Sofern sie es wünschen, wäscht die Bestatterin die Toten gemeinsam mit den Hinterbliebenen. Sie nimmt sich die Zeit, den Leichnam gemeinsam mit ihnen anzuziehen und zwar mit den Kleidungsstücken, die die Angehörigen selbst ausgewählt haben. Viele ihrer Kunden wissen nicht, dass es möglich ist, dem Verstorbenen seine eigenen Sachen anzuziehen.

Susanne Jung glaubt, dass die meisten ihrer Berufskollegen den Hinterbliebenen diese Möglichkeit gar nicht erst aufzeigen, geschweige denn, dass sie ihnen anbieten, den Toten selbst anzuziehen. „,Wie lange soll das denn bitte dauern?’, denken viele Bestatter. Wenn sie das Ankleiden alleine erledigen, geht es schließlich viel schneller“, ist sich Susanne Jung bewusst.

Tod ist ein Übergang

Doch auch wenn es aus rein praktischen Gesichtspunkten unsinnig erscheint: Susanne Jung ist davon überzeugt, dass es für Hinterbliebene wichtig sein kann, die Stunden und Tage nach dem Tod bewusst zu erleben; zu sehen, wie der Körper sich verändert; mitzubekommen, wie der Verstorbene zum Toten wird, wie sie es beschreibt.

„Der moderne Mensch sagt: ,Wenn ich tot bin, bin ich tot.’ Doch wenn ich an Gott oder an irgendetwas anderes glaube, dann ist der Tod nur ein Übergang. Dass das so ist, spürt jeder, der einen Toten in den Stunden nach seinem Tod begleitet.“ Nicht umsonst war es früher üblich, Tote aufzubahren und eine dreitägige Totenwache abzuhalten, ist sie überzeugt.

„Tu dir das nicht an!“

Die Vorstellung, mit einem Toten in einem Raum zu sein, ihn gar zu berühren, flößt jedoch vielen Menschen Angst ein. Vor allem, wenn die betreffende Person schwer krank war oder bei einem Umfall ums Leben gekommen ist, lautet der einhellige Ratschlag daher häufig: „Tu dir das nicht an!“ Susanne Jung vertritt eine andere Ansicht.

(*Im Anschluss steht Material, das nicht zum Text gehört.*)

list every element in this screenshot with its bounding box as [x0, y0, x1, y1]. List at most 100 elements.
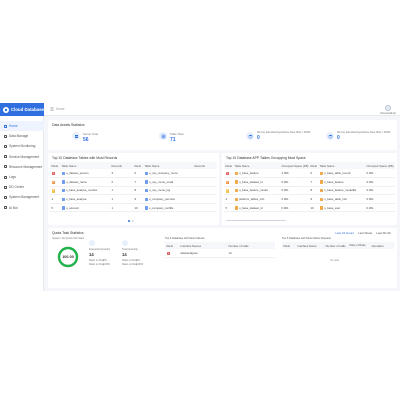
- table-name: u_base_feature: [239, 171, 259, 176]
- space-value: 0.001: [365, 194, 395, 204]
- table-row[interactable]: 3 u_base_feature_model 0.001 8 u_base_fe…: [224, 186, 395, 196]
- table-icon: [234, 197, 238, 202]
- sidebar-item-data-manage[interactable]: Data Manage: [0, 131, 44, 141]
- column-header: Table Name: [233, 162, 280, 169]
- sidebar-item-ai-bot[interactable]: AI Bot: [0, 203, 44, 213]
- quota-panel: Quota Task Statistics Last 24 Hours Last…: [48, 228, 397, 288]
- stat-value: 0: [257, 135, 260, 141]
- table-icon: [144, 197, 148, 202]
- record-count: [193, 194, 217, 204]
- column-header: Rank: [309, 162, 318, 169]
- record-count: 3: [110, 169, 133, 179]
- column-header: Rank: [282, 242, 296, 249]
- total-icon: [122, 240, 128, 246]
- table-icon: [234, 180, 238, 184]
- column-header: Occupied Space (KB): [365, 162, 395, 169]
- failure-title: Top 5 Database with Most Failure Request: [282, 237, 331, 240]
- sidebar-item-label: Logs: [9, 175, 16, 180]
- table-row[interactable]: 5 u_base_dataset_id 0.001 10 u_base_user…: [224, 203, 395, 213]
- sidebar-item-home[interactable]: Home: [0, 121, 44, 132]
- table-row[interactable]: 3 u_base_analyse_monitor 1 8 u_sys_menu_…: [50, 186, 217, 196]
- column-header: Interface Names: [179, 242, 227, 249]
- table-header-row: Rank Table Name Records Rank Table Name …: [50, 162, 217, 169]
- table-row[interactable]: 1 u_base_feature 3.006 6 u_base_table_re…: [224, 169, 395, 179]
- tab-last-week[interactable]: Last Week: [358, 231, 372, 235]
- sidebar-item-system-management[interactable]: System Management: [0, 192, 44, 202]
- column-header: Occupied Space (KB): [280, 162, 309, 169]
- breadcrumb-label: Home: [56, 106, 65, 111]
- table-row[interactable]: 2 u_dataset_name 2 7 u_sys_menu_email: [50, 177, 217, 187]
- rank: 7: [309, 177, 318, 187]
- table-icon: [61, 171, 65, 175]
- column-header: Number of Calls: [227, 242, 275, 249]
- table-name: u_base_feature: [324, 179, 344, 184]
- rank: 8: [133, 186, 143, 196]
- breadcrumb[interactable]: Home: [50, 107, 65, 111]
- quota-ring: 100.00: [57, 246, 79, 268]
- table-row[interactable]: 4 platform_tables_info 0.001 9 u_base_ta…: [224, 194, 395, 204]
- rank: 10: [133, 203, 143, 213]
- app-logo[interactable]: Cloud Database: [0, 103, 44, 116]
- rank-badge: 1: [166, 251, 170, 256]
- tab-last-month[interactable]: Last Month: [376, 231, 391, 235]
- settings-icon: [4, 195, 7, 199]
- stat-label: Memory data table Replications State Tab…: [257, 132, 311, 134]
- service-icon: [4, 155, 7, 159]
- column-header: Rank: [133, 162, 143, 169]
- table-icon: [234, 206, 238, 210]
- table-name: u_dataset_name: [66, 179, 87, 184]
- executed-value: 14: [89, 252, 94, 257]
- column-header: Number of Calls: [324, 242, 348, 249]
- pagination-dots[interactable]: [128, 220, 134, 222]
- database-icon: [246, 132, 254, 140]
- ring-value: 100.00: [62, 255, 74, 259]
- top-space-table: Rank Table Name Occupied Space (KB) Rank…: [224, 162, 395, 213]
- horizontal-scrollbar[interactable]: [226, 220, 286, 222]
- table-row[interactable]: 2 u_base_dataset_id 0.001 7 u_base_featu…: [224, 177, 395, 187]
- executed-ratio-label: Ratio on Day: [89, 259, 104, 262]
- failure-table: Rank Interface Name Number of Calls Rate…: [282, 242, 394, 249]
- sidebar-item-service-management[interactable]: Service Management: [0, 152, 44, 162]
- space-value: 3.006: [280, 169, 309, 179]
- sidebar-item-system-monitoring[interactable]: System Monitoring: [0, 141, 44, 151]
- table-row[interactable]: 5 u_account 1 10 u_company_certfile: [50, 203, 217, 213]
- stat-value: 0: [337, 135, 340, 141]
- rank-badge: 1: [225, 171, 229, 176]
- empty-state: No data: [330, 259, 340, 262]
- record-count: [193, 203, 217, 213]
- table-name: u_sys_menu_log: [149, 188, 171, 193]
- top-records-table: Rank Table Name Records Rank Table Name …: [50, 162, 217, 213]
- user-name: Cloud Admin: [380, 110, 396, 115]
- app-shell: Cloud Database Home Data Manage System M…: [0, 103, 400, 291]
- rank: 5: [224, 203, 233, 213]
- table-icon: [319, 197, 323, 202]
- overview-title: Data Assets Statistics: [52, 123, 85, 127]
- rank: 6: [133, 169, 143, 179]
- record-count: 2: [110, 177, 133, 187]
- total-ratio-label-2: Ratio on Day: [122, 263, 137, 266]
- rank-badge: 2: [225, 180, 229, 185]
- table-icon: [61, 189, 65, 193]
- sidebar-item-logs[interactable]: Logs: [0, 172, 44, 182]
- table-row[interactable]: 1 data/analyses 14: [165, 249, 275, 259]
- executed-label: Executed Quantity: [89, 248, 111, 251]
- stat-label: Server Total: [83, 132, 98, 136]
- table-header-row: Rank Table Name Occupied Space (KB) Rank…: [224, 162, 395, 169]
- table-name: u_base_user: [324, 205, 341, 210]
- overview-panel: Data Assets Statistics Server Total 56 Ta…: [48, 120, 397, 150]
- total-value: 14: [122, 252, 127, 257]
- stat-table-total: Table Total 71: [159, 132, 183, 143]
- table-row[interactable]: 4 u_base_analyse 1 9 u_company_permiss: [50, 194, 217, 204]
- sidebar-item-resource-management[interactable]: Resource Management: [0, 162, 44, 172]
- user-menu[interactable]: Cloud Admin: [380, 104, 396, 115]
- table-row[interactable]: 1 u_dataset_person 3 6 u_sys_company_men…: [50, 169, 217, 179]
- space-value: 0.001: [365, 177, 395, 187]
- sidebar-item-dd-center[interactable]: DD Center: [0, 182, 44, 192]
- rank: 6: [309, 169, 318, 179]
- tab-last-24-hours[interactable]: Last 24 Hours: [335, 231, 354, 235]
- stat-label: Table Total: [170, 132, 184, 136]
- table-icon: [319, 206, 323, 210]
- call-count: 14: [227, 249, 275, 259]
- database-icon: [326, 132, 334, 140]
- table-icon: [159, 132, 167, 140]
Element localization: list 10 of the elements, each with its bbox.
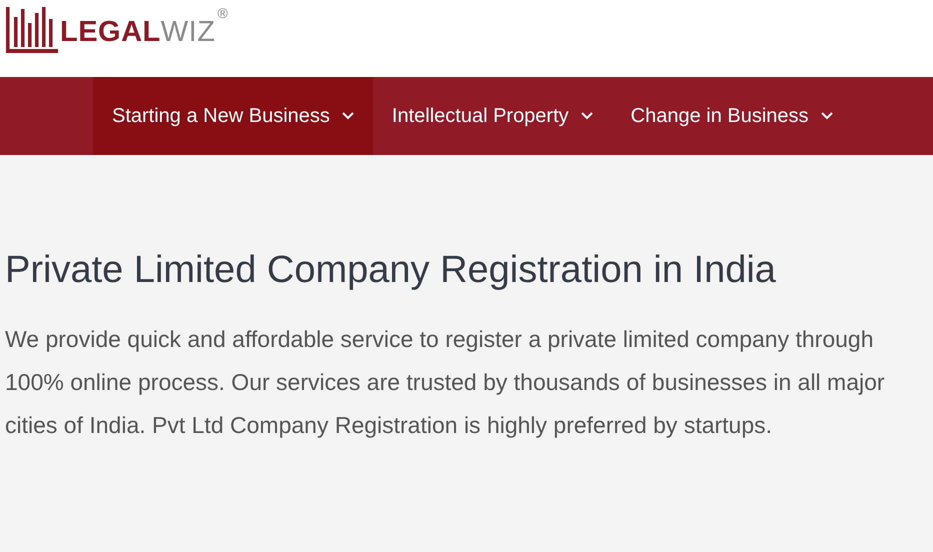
logo-wordmark: LEGALWIZ [60,18,216,47]
intro-paragraph: We provide quick and affordable service to register a private limited company through 100% online process. Our services are trusted by thousands of businesses in all major cities of India. Pvt Ltd Company Registration is highly preferred by startups. [5,325,886,440]
nav-tab[interactable]: Change in Business [612,77,852,155]
nav-tab[interactable]: Intellectual Property [372,77,612,155]
nav-tab[interactable]: Starting a New Business [93,77,373,155]
registered-mark: ® [217,5,228,21]
chevron-down-icon [820,112,833,120]
chevron-down-icon [342,112,354,120]
page-heading: Private Limited Company Registration in India [5,248,777,292]
chevron-down-icon [580,112,593,120]
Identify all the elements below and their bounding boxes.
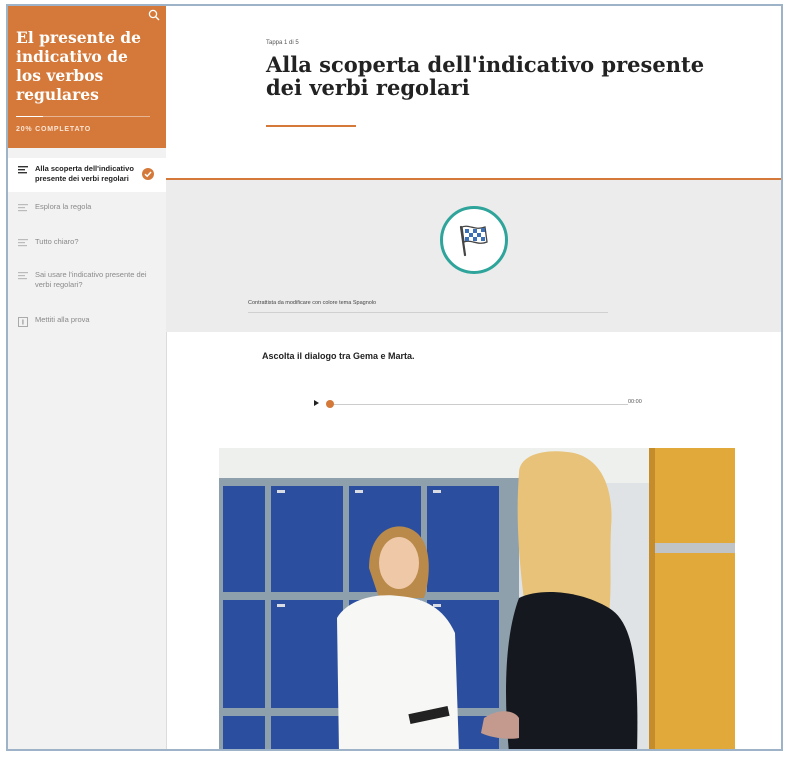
text-lines-icon <box>18 272 28 280</box>
dialog-instruction: Ascolta il dialogo tra Gema e Marta. <box>262 351 415 361</box>
text-lines-icon <box>18 166 28 174</box>
sidebar-item-esplora-la-regola[interactable]: Esplora la regola <box>8 202 166 214</box>
audio-seek-handle[interactable] <box>326 400 334 408</box>
sidebar-item-mettiti-alla-prova[interactable]: Mettiti alla prova <box>8 315 166 327</box>
app-frame: El presente de indicativo de los verbos … <box>6 4 783 751</box>
lesson-banner: Contrattista da modificare con colore te… <box>166 180 781 332</box>
step-indicator: Tappa 1 di 5 <box>266 40 299 46</box>
course-progress-bar <box>16 116 150 117</box>
play-icon[interactable] <box>314 400 319 406</box>
title-underline <box>266 125 356 127</box>
course-header: El presente de indicativo de los verbos … <box>8 6 166 148</box>
search-icon[interactable] <box>148 9 160 21</box>
banner-badge <box>440 206 508 274</box>
sidebar-item-label: Alla scoperta dell'indicativo presente d… <box>35 164 134 183</box>
sidebar-item-sai-usare[interactable]: Sai usare l'indicativo presente dei verb… <box>8 270 166 292</box>
course-progress-fill <box>16 116 43 117</box>
photo-illustration <box>219 448 735 749</box>
completed-check-icon <box>142 168 154 180</box>
checkered-flag-icon <box>459 225 488 257</box>
sidebar-item-label: Esplora la regola <box>35 202 92 211</box>
sidebar-item-label: Sai usare l'indicativo presente dei verb… <box>35 270 147 289</box>
banner-caption: Contrattista da modificare con colore te… <box>248 300 377 306</box>
dialog-photo <box>219 448 735 749</box>
audio-time: 00:00 <box>628 399 642 405</box>
caption-divider <box>248 312 608 313</box>
course-sidebar: El presente de indicativo de los verbos … <box>8 6 167 749</box>
lesson-title: Alla scoperta dell'indicativo presente d… <box>266 52 705 100</box>
quiz-icon <box>18 317 28 327</box>
audio-player: 00:00 <box>314 398 644 412</box>
sidebar-item-label: Tutto chiaro? <box>35 237 79 246</box>
sidebar-item-alla-scoperta[interactable]: Alla scoperta dell'indicativo presente d… <box>8 158 166 192</box>
course-title: El presente de indicativo de los verbos … <box>16 28 141 104</box>
sidebar-item-label: Mettiti alla prova <box>35 315 90 324</box>
text-lines-icon <box>18 204 28 212</box>
lesson-header: Tappa 1 di 5 Alla scoperta dell'indicati… <box>166 6 781 180</box>
audio-seek-bar[interactable] <box>328 404 628 405</box>
text-lines-icon <box>18 239 28 247</box>
sidebar-item-tutto-chiaro[interactable]: Tutto chiaro? <box>8 237 166 249</box>
course-progress-label: 20% COMPLETATO <box>16 126 91 133</box>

Entscheidend ist, dass die Angehörigen, auf das, was sie zu sehen bekommen, gut vorbereitet werden. „Liegt ein Patient schwer verletzt im Krankenhaus, erklärt der Arzt schließlich auch, in welchem Zustand sich die Person befindet. Genau so sollte es bei einem Toten sein.“ Sie selbst erklärt den Angehörigen, dass der Körper kalt ist. Dass es in Ordnung ist, ihn zu berühren. Und dass sie sich an die Gegenwart des Toten gewöhnen werden, was tatsächlich geschieht.